Effrayé par le ton sérieux qu'employait la métisse, le vampire déglutit bruyamment et s'arrêta net dans son élan. Thénène sépara alors ses mains et un éclair se forma dans l'espace qui s'étirait de plus en plus. La métisse décida de ne pas le lancer et le fit disparaître en rompant l'équilibre qu'elle avait créé pour le produire.

- Désolée si je t'ai effrayé : je comptais le lancer au départ mais je me suis ravisée ! expliqua la jeune fille en se plaçant au côté de son élève.

- Thénène, tu vas réellement m'apprendre tout ça ? Je vais réussir ?

- Pourquoi tu ne réussirais pas ? On va procéder par difficulté : déjà les flammes rouges puis les bleues et en dernier les éclairs !

- Tu le penses vraiment ?

- Bah oui ! Allez viens, on va déjà commencer par des exercices de respiration !

Ainsi, pendant que la cadette était encore présente, Krory exerça son souffle et sa respiration, dans le but de mieux la gérer. À la fin, il réussit à créer des petites flammèches et Thénène le félicita grandement.

- Même si ce sont des petites flammes, c'est déjà bien pour une première maîtrise du feu ! Tu devrais continuer à faire des exercices de respiration pour être beaucoup plus serein ! l'encouragea la métisse, enthousiaste.

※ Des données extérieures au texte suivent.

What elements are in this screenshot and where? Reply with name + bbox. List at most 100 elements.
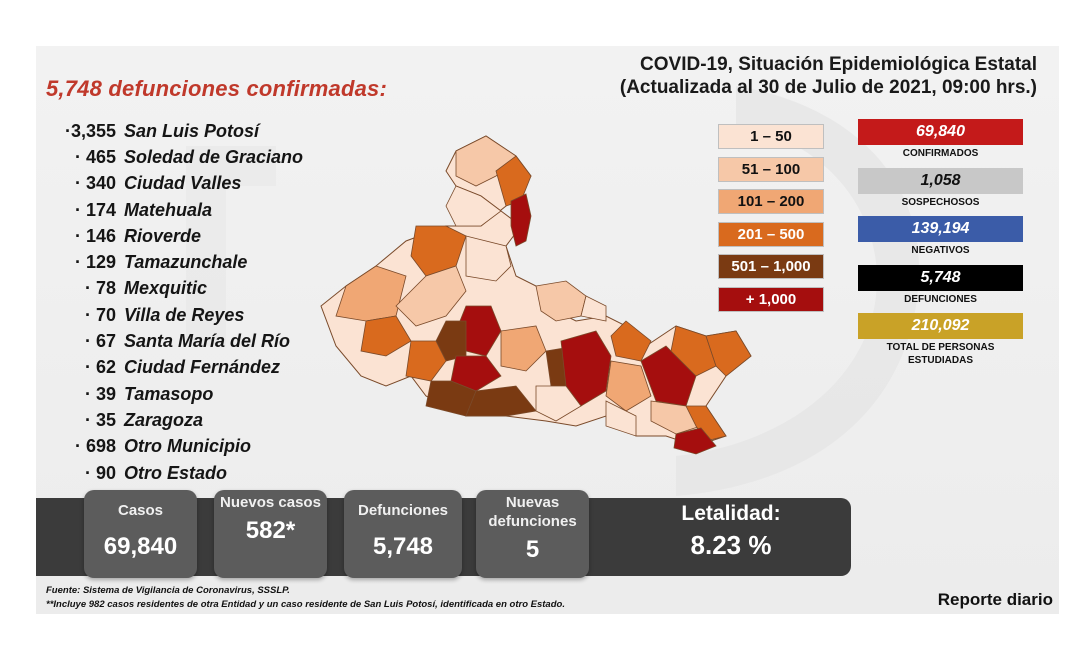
municipality-item: · 340 Ciudad Valles	[46, 171, 303, 197]
new-deaths-label: Nuevas defunciones	[488, 494, 577, 530]
legend-item: + 1,000	[718, 286, 824, 312]
municipality-item: · 78 Mexquitic	[46, 276, 303, 302]
deaths-label: Defunciones	[357, 502, 448, 519]
municipality-item: · 35 Zaragoza	[46, 407, 303, 433]
deaths-title: 5,748 defunciones confirmadas:	[46, 76, 387, 101]
cases-box: Casos 69,840	[84, 490, 197, 578]
municipality-name: Rioverde	[124, 225, 202, 246]
map-region	[450, 355, 502, 392]
state-choropleth-map	[320, 135, 752, 455]
map-region	[610, 320, 652, 362]
map-region	[640, 345, 697, 407]
municipality-deaths: · 70	[84, 304, 116, 325]
stat-label: SOSPECHOSOS	[901, 196, 980, 208]
map-region	[705, 330, 752, 377]
new-cases-value: 582*	[245, 516, 296, 544]
deaths-box: Defunciones 5,748	[344, 490, 462, 578]
map-region	[673, 427, 717, 455]
source-note: Fuente: Sistema de Vigilancia de Coronav…	[46, 585, 290, 596]
municipality-deaths: · 129	[74, 252, 116, 273]
municipality-deaths: · 698	[74, 436, 116, 457]
municipality-item: ·3,355 San Luis Potosí	[46, 118, 303, 144]
stat-value: 210,092	[858, 313, 1023, 339]
municipality-item: · 67 Santa María del Río	[46, 328, 303, 354]
stat-item: 69,840 CONFIRMADOS	[858, 119, 1023, 161]
stat-item: 5,748 DEFUNCIONES	[858, 264, 1023, 307]
map-region	[335, 265, 407, 322]
municipality-name: Tamasopo	[124, 383, 214, 404]
stat-label: NEGATIVOS	[911, 245, 970, 256]
map-region	[395, 265, 467, 327]
map-region	[360, 315, 412, 357]
map-region	[510, 193, 532, 247]
lethality-block: Letalidad: 8.23 %	[616, 502, 846, 561]
lethality-label: Letalidad:	[681, 502, 781, 525]
municipality-deaths: · 39	[84, 383, 116, 404]
map-region	[670, 325, 717, 377]
stat-value: 1,058	[858, 167, 1023, 194]
map-region	[445, 185, 502, 227]
cases-label: Casos	[117, 502, 164, 519]
municipality-item: · 465 Soledad de Graciano	[46, 144, 303, 170]
stat-item: 210,092 TOTAL DE PERSONAS ESTUDIADAS	[858, 313, 1023, 367]
lethality-value: 8.23 %	[690, 530, 772, 560]
municipality-name: Zaragoza	[124, 409, 204, 430]
page-title: COVID-19, Situación Epidemiológica Estat…	[620, 54, 1037, 100]
municipality-item: · 90 Otro Estado	[46, 460, 303, 486]
municipality-name: Ciudad Valles	[124, 173, 242, 194]
infographic-slide: COVID-19, Situación Epidemiológica Estat…	[36, 46, 1059, 614]
footnotes: Fuente: Sistema de Vigilancia de Coronav…	[46, 584, 565, 612]
municipality-name: Villa de Reyes	[124, 304, 245, 325]
municipality-name: Mexquitic	[124, 278, 208, 299]
municipality-deaths: · 90	[84, 462, 116, 483]
new-deaths-box: Nuevas defunciones 5	[476, 490, 589, 578]
map-region	[580, 295, 607, 322]
map-region	[465, 235, 512, 282]
municipality-name: Otro Estado	[124, 462, 228, 483]
legend-item: 51 – 100	[718, 156, 824, 182]
map-region	[495, 155, 532, 207]
stat-label: DEFUNCIONES	[904, 293, 977, 305]
map-region	[605, 360, 652, 412]
municipality-deaths: · 340	[74, 173, 116, 194]
municipality-item: · 174 Matehuala	[46, 197, 303, 223]
cases-value: 69,840	[103, 532, 178, 560]
daily-report-label: Reporte diario	[937, 590, 1053, 609]
municipality-deaths: · 78	[84, 278, 116, 299]
municipality-name: Ciudad Fernández	[124, 357, 281, 378]
municipality-deaths: · 174	[74, 199, 116, 220]
title-line-2: (Actualizada al 30 de Julio de 2021, 09:…	[619, 76, 1037, 98]
municipality-deaths: · 62	[84, 357, 116, 378]
municipality-deaths: ·3,355	[64, 120, 116, 141]
map-legend: 1 – 50 51 – 100 101 – 200 201 – 500 501 – 1,…	[718, 124, 826, 319]
stat-value: 5,748	[858, 264, 1023, 291]
municipality-name: Matehuala	[124, 199, 213, 220]
stats-panel: 69,840 CONFIRMADOS 1,058 SOSPECHOSOS 139,194…	[858, 119, 1023, 374]
municipality-item: · 146 Rioverde	[46, 223, 303, 249]
stat-label: CONFIRMADOS	[902, 148, 979, 159]
map-region	[605, 400, 637, 437]
map-region	[685, 405, 727, 442]
municipality-deaths: · 465	[74, 146, 116, 167]
stat-value: 69,840	[858, 119, 1023, 145]
map-region	[535, 385, 582, 422]
municipality-item: · 70 Villa de Reyes	[46, 302, 303, 328]
municipality-name: Otro Municipio	[124, 436, 251, 457]
legend-item: 201 – 500	[718, 221, 824, 247]
new-cases-label: Nuevos casos	[220, 494, 321, 511]
stat-item: 1,058 SOSPECHOSOS	[858, 167, 1023, 210]
municipality-deaths: · 35	[84, 409, 116, 430]
map-region	[650, 400, 702, 435]
title-line-1: COVID-19, Situación Epidemiológica Estat…	[640, 54, 1037, 75]
stat-label: TOTAL DE PERSONAS ESTUDIADAS	[886, 342, 995, 366]
municipality-name: Tamazunchale	[124, 252, 248, 273]
deaths-value: 5,748	[372, 532, 434, 560]
municipality-name: Soledad de Graciano	[124, 146, 304, 167]
new-cases-box: Nuevos casos 582*	[214, 490, 327, 578]
municipality-item: · 129 Tamazunchale	[46, 249, 303, 275]
municipality-item: · 62 Ciudad Fernández	[46, 355, 303, 381]
municipality-deaths: · 67	[84, 331, 116, 352]
stat-item: 139,194 NEGATIVOS	[858, 216, 1023, 258]
municipality-deaths: · 146	[74, 225, 116, 246]
legend-item: 501 – 1,000	[718, 254, 824, 279]
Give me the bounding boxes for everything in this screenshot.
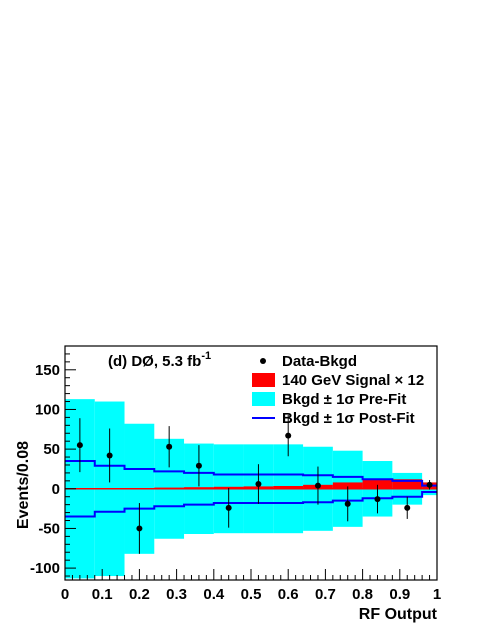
legend-marker-data xyxy=(260,358,266,364)
x-tick-label: 1 xyxy=(433,586,441,603)
legend-entry-label: 140 GeV Signal × 12 xyxy=(282,372,424,389)
signal-bin xyxy=(362,480,393,489)
data-point xyxy=(374,496,381,503)
x-tick-label: 0.5 xyxy=(241,586,262,603)
signal-bin xyxy=(184,487,214,489)
x-tick-label: 0.7 xyxy=(315,586,336,603)
signal-bin xyxy=(273,486,304,489)
data-point xyxy=(285,432,292,439)
y-tick-label: -50 xyxy=(38,520,60,537)
annotation-superscript: -1 xyxy=(201,350,211,362)
legend-entry-label: Data-Bkgd xyxy=(282,353,357,370)
x-tick-label: 0.6 xyxy=(278,586,299,603)
x-tick-label: 0.8 xyxy=(352,586,373,603)
x-tick-label: 0.2 xyxy=(129,586,150,603)
legend-swatch xyxy=(252,392,275,406)
data-point xyxy=(344,500,351,507)
legend-swatch xyxy=(252,373,275,387)
y-axis: -100 -50 0 50 100 150 xyxy=(30,353,76,577)
data-point xyxy=(195,462,202,469)
x-axis-title: RF Output xyxy=(359,606,438,623)
y-axis-title: Events/0.08 xyxy=(15,441,32,529)
legend-entry-label: Bkgd ± 1σ Post-Fit xyxy=(282,410,415,427)
data-point xyxy=(426,481,433,488)
y-tick-label: 0 xyxy=(52,481,60,498)
data-point xyxy=(106,452,113,459)
annotation-label: (d) DØ, 5.3 fb-1 xyxy=(108,350,211,370)
data-point xyxy=(404,504,411,511)
data-point xyxy=(76,442,83,449)
signal-bin xyxy=(213,486,244,489)
y-tick-label: 50 xyxy=(43,441,60,458)
x-tick-label: 0.4 xyxy=(203,586,225,603)
y-tick-label: 100 xyxy=(35,401,60,418)
data-points-layer xyxy=(76,415,433,554)
signal-bin xyxy=(332,482,363,489)
legend: Data-Bkgd 140 GeV Signal × 12 Bkgd ± 1σ Pr… xyxy=(252,353,424,427)
data-point xyxy=(314,482,321,489)
x-axis: 0 0.1 0.2 0.3 0.4 0.5 0.6 0.7 0.8 0.9 1 xyxy=(61,569,441,603)
x-tick-label: 0 xyxy=(61,586,69,603)
annotation-main: (d) DØ, 5.3 fb xyxy=(108,353,201,370)
x-tick-label: 0.1 xyxy=(92,586,113,603)
data-point xyxy=(225,504,232,511)
legend-entry-label: Bkgd ± 1σ Pre-Fit xyxy=(282,391,406,408)
data-point xyxy=(255,481,262,488)
y-tick-label: 150 xyxy=(35,362,60,379)
x-tick-label: 0.9 xyxy=(389,586,410,603)
x-tick-label: 0.3 xyxy=(166,586,187,603)
y-tick-label: -100 xyxy=(30,560,60,577)
data-point xyxy=(136,525,143,532)
data-point xyxy=(166,443,173,450)
signal-bin xyxy=(392,479,423,489)
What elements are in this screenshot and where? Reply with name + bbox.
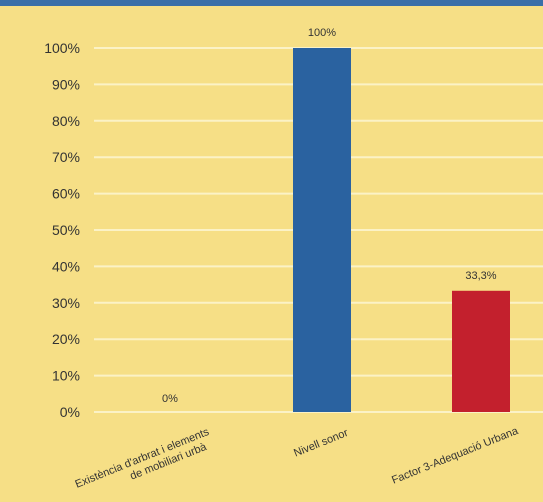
bar	[293, 48, 351, 412]
y-tick-label: 100%	[44, 40, 80, 56]
y-tick-label: 40%	[52, 258, 80, 274]
top-border	[0, 0, 543, 6]
y-axis-ticks: 0% 10% 20% 30% 40% 50% 60% 70% 80% 90% 100%	[44, 40, 80, 420]
y-tick-label: 70%	[52, 149, 80, 165]
bar	[452, 290, 510, 412]
bar-value-label: 0%	[162, 393, 178, 405]
bar-value-label: 33,3%	[465, 270, 496, 282]
y-tick-label: 30%	[52, 295, 80, 311]
bars	[293, 48, 510, 412]
y-tick-label: 0%	[60, 404, 80, 420]
y-tick-label: 50%	[52, 222, 80, 238]
y-tick-label: 10%	[52, 368, 80, 384]
y-tick-label: 80%	[52, 113, 80, 129]
y-tick-label: 60%	[52, 186, 80, 202]
y-tick-label: 90%	[52, 76, 80, 92]
y-tick-label: 20%	[52, 331, 80, 347]
bar-value-label: 100%	[308, 27, 336, 39]
value-labels: 0% 100% 33,3%	[162, 27, 497, 405]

- Merci Thénène, tes encouragements me font plaisir ! déclara le vampire.

- C'est normal Krory ! Bon, je dois y aller, à plus tard !

- Thénène ?

- Oui Allen ?

- On se retrouve devant l'ascenseur à quelle heure ? lui demanda alors le blandin.

Comme ils étaient à côté l'un de l'autre, Allen s'étant approché, il n'eut pas besoin d'élever la voix. La métisse réfléchit un instant, silencieuse.

- Midi ? proposa-t-il en voyant qu'elle n'arrivait pas à se décider.

- D'accord ! Bah à toute !

Elle courut presque en cuisine pour demander quelque chose à Jerry. Elle débarqua en trombe, surprenant le cuisinier qui sursauta.